That he should be alive and Delarey dead! How extraordinary that was! For
he had been close to death, so close that it would have seemed quite
natural to him to die. Had not Hermione come to him, he thought, he
would almost, at the crucial stage in his illness, have preferred to die.
It would have been a far easier, far simpler act than the return to
health and his former powers. And now he stood here alive, looking at the
sea, and Delarey's dead body was being carried to the hospital.
Was the fact that he was alive the cause of the fact that Delarey was
dead? Abruptly one of those furtive thoughts had leaped forward out of
its dark place and challenged him boldly, even with a horrible brutality.
Too late now to try to force it back. It must be faced, be dealt with.

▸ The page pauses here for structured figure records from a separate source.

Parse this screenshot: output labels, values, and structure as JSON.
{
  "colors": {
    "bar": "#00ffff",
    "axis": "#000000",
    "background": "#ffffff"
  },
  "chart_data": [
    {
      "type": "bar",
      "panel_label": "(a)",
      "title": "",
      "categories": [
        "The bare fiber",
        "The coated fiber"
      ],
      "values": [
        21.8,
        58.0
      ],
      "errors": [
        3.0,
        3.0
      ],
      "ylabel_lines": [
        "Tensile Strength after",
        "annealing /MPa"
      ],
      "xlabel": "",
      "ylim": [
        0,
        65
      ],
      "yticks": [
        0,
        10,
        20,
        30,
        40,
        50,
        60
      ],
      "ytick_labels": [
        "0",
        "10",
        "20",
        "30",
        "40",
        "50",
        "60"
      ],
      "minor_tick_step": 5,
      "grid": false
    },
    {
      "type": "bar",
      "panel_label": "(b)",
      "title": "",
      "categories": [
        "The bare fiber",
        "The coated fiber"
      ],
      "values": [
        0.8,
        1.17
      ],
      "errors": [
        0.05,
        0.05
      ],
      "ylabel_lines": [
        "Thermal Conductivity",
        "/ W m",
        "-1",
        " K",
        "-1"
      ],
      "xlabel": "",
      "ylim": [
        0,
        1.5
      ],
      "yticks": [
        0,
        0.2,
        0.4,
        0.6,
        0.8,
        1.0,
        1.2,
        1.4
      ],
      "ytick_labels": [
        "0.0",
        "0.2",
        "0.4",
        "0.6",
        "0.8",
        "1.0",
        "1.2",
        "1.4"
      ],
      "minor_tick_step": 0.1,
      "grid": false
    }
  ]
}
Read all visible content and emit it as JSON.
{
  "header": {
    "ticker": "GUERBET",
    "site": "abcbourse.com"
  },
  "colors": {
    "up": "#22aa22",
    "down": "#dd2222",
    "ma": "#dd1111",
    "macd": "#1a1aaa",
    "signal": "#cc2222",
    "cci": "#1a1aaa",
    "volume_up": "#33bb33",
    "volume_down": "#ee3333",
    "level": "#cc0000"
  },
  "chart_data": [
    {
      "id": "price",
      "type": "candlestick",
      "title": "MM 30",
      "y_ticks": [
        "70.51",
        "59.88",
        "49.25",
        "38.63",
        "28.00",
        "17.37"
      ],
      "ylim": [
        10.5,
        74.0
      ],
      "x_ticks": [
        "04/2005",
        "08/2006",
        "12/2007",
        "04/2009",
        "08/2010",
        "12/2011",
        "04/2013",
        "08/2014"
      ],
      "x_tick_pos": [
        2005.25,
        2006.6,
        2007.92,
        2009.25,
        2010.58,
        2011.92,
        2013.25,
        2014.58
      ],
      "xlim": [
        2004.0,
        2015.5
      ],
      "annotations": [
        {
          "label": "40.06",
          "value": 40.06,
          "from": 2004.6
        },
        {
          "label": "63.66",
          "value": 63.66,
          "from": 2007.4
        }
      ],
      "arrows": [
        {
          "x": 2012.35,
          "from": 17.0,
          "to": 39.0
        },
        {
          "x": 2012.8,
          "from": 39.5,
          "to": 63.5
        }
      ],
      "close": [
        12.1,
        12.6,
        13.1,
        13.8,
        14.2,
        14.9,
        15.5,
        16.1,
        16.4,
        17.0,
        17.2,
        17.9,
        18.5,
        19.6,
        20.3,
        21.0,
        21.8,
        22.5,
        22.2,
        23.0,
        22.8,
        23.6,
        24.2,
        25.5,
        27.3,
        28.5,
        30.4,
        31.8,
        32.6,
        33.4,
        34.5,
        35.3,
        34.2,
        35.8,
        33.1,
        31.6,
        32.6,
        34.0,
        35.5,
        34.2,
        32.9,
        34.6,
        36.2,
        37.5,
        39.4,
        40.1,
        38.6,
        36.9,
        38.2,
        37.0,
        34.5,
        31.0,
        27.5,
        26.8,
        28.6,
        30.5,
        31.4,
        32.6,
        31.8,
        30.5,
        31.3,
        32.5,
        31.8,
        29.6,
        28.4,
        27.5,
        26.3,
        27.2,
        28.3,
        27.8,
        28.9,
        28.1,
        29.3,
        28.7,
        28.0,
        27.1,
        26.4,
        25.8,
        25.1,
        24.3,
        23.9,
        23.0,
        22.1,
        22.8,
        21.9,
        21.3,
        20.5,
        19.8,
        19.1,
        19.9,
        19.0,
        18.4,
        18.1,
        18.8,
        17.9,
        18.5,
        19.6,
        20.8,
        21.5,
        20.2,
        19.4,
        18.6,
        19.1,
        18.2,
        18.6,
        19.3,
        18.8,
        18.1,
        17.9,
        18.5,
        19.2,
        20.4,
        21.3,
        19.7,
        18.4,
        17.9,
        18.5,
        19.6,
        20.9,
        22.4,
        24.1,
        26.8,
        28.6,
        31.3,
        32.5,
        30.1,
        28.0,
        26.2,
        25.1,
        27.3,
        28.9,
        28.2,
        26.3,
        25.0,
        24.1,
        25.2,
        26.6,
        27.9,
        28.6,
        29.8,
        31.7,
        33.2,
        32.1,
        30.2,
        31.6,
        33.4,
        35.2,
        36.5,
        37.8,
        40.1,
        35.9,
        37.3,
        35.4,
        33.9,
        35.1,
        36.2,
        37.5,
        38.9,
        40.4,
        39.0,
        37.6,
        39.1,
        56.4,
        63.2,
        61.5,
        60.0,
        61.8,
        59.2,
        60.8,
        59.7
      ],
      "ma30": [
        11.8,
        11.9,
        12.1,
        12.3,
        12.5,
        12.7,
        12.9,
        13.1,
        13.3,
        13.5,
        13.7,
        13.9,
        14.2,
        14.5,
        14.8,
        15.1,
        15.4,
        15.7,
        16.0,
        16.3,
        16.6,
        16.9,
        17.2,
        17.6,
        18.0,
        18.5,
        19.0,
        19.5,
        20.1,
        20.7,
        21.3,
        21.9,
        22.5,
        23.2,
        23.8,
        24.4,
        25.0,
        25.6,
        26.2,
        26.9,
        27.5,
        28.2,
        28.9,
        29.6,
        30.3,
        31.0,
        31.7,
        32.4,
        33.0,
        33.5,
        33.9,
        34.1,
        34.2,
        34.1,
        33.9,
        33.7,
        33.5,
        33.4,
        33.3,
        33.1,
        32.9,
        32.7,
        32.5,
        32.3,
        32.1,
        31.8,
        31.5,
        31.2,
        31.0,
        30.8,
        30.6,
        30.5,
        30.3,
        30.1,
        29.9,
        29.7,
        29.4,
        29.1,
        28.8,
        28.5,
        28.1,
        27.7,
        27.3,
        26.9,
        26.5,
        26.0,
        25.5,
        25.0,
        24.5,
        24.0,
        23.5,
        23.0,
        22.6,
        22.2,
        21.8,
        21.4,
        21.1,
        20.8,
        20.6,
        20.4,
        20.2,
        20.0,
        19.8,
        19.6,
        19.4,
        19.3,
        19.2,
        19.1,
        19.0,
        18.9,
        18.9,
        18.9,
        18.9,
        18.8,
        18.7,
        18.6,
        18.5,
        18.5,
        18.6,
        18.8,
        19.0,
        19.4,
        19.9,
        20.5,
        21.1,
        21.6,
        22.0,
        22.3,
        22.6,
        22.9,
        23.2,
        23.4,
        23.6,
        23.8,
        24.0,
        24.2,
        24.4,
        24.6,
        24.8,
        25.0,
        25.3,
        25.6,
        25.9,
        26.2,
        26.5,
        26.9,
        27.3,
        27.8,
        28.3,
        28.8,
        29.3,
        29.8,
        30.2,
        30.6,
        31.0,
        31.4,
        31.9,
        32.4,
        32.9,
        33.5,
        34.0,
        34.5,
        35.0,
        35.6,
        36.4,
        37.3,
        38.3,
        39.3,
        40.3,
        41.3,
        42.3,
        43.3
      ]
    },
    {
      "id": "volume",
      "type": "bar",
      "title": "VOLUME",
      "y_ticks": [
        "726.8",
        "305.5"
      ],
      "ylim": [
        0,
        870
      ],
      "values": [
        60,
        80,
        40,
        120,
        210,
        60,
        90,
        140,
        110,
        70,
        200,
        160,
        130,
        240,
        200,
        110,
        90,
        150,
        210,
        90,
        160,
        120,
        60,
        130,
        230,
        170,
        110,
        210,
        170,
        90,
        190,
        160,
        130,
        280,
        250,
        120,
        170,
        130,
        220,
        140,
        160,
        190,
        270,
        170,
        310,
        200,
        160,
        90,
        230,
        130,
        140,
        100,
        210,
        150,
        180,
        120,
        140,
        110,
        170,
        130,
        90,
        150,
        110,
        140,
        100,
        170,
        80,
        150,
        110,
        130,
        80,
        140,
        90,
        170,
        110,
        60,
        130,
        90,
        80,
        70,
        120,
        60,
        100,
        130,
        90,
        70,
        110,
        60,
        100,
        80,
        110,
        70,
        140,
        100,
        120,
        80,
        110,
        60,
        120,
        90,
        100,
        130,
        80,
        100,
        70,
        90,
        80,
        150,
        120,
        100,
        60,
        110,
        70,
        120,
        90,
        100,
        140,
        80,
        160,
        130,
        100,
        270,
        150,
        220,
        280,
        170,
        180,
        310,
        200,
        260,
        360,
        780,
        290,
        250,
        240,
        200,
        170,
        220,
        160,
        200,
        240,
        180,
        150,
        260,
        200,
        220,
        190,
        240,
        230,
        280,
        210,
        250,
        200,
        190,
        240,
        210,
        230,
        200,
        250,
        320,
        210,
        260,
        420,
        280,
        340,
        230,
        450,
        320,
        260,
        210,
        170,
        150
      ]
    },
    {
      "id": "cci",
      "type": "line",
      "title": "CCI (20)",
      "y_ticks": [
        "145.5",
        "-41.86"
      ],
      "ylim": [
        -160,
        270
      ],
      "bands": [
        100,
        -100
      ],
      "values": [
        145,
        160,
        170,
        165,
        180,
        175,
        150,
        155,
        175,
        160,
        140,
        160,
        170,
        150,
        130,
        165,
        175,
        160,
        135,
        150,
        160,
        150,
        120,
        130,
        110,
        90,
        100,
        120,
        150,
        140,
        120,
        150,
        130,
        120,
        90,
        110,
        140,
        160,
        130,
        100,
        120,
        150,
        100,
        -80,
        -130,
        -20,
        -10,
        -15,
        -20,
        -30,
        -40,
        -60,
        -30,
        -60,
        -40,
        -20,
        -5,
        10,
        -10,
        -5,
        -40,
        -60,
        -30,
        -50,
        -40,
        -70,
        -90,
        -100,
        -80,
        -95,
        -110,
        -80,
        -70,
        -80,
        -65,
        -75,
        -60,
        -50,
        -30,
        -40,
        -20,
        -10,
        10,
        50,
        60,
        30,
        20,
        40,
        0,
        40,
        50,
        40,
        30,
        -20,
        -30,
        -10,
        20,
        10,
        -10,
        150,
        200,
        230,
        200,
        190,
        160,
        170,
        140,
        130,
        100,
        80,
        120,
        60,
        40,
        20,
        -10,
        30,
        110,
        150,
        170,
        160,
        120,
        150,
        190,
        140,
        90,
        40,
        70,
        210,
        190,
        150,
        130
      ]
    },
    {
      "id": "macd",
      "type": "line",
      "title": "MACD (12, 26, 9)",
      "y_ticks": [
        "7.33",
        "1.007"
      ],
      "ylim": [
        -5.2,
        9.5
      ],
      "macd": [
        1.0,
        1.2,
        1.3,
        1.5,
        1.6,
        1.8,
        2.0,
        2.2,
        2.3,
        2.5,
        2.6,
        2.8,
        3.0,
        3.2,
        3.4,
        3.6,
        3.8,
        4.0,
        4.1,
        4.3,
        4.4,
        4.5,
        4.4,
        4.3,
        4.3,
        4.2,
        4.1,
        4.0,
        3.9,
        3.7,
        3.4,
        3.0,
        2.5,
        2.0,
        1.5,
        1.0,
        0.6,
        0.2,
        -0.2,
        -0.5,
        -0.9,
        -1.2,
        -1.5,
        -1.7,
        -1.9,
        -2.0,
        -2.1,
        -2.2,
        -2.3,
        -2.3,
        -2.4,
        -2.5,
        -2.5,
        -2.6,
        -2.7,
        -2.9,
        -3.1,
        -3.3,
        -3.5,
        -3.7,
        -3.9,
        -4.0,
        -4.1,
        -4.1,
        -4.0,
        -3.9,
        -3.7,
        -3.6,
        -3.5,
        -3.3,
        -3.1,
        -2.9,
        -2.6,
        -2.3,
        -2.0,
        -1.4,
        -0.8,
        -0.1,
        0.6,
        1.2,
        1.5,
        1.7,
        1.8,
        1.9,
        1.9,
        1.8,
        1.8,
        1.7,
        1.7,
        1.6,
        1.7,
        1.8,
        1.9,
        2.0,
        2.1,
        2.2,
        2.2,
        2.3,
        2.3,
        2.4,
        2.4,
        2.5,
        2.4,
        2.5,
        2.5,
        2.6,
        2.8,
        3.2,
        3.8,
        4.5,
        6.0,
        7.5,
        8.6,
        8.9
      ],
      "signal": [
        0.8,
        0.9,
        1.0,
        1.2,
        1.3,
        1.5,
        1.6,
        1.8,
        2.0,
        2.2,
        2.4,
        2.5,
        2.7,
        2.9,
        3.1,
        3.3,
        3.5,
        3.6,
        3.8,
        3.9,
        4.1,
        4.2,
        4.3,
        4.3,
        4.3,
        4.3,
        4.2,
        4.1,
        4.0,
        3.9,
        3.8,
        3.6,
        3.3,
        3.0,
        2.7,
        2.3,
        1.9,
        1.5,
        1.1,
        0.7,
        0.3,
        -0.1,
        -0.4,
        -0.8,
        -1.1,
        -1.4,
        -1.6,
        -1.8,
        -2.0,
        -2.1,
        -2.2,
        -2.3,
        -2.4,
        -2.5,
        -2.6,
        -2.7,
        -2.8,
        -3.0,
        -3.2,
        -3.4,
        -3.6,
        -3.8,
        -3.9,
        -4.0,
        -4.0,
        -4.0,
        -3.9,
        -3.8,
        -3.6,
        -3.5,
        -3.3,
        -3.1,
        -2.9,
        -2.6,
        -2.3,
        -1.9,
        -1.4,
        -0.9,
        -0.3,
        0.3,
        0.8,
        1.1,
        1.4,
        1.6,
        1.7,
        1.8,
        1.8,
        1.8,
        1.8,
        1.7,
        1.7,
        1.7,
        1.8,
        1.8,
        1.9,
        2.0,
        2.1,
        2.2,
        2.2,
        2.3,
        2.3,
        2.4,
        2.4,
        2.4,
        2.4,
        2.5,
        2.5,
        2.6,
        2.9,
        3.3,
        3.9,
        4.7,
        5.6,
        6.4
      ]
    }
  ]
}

Again, and much more strongly than on the previous day, Artois felt that
in Hermione's absence the Sicilian life of the dead man had not run
smoothly, that there had been some episode of which she knew nothing,
that he, Artois, had been right in his suspicions at the cottage. Delarey
had been in fear of something, had been on the watch. When he had sat by
the wall he had been tortured by some tremendous anxiety.
He had gone down to the sea to bathe. That was natural enough. And he had
been found dead under a precipice of rock in the sea. The place was a
dangerous one, they said. A man might easily fall from the rock in the
night. Yes; but why should he be there?
That thought now recurred again and again to the mind of Artois. Why had
Delarey been at the place where he had met his death? The authorities of
Marechiaro were going to inquire into that, were probably down at the sea
now. Suppose there had been some tragic episode? Suppose they should find
out what it was?
He saw Hermione in the midst of her grief the central figure of some
dreadful scandal, and his heart sickened.
But then he told himself that perhaps he was being led by his
imagination. He had thought that possible yesterday. To-day, after what
had occurred, he thought it less likely. This sudden death seemed to tell
him that his mind had been walking in the right track. Left alone in
Sicily, Delarey might have run wild. He might have gone too far. This
death might be a vengeance.
Artois was deeply interested in all human happenings, but he was not a
vulgarly curious man. He was not curious now, he was only afraid for
Hermione. He longed to protect her from any further grief. If there were
a dreadful truth to know, and if, by knowing it, he could guard her more
efficiently, he wished to know it. But his instinct was to get her away
from Sicily at once, directly the funeral was over and the necessary
arrangements could be made. For himself, he would rather go in ignorance.
He did not wish to add to the heavy burden of his remorse.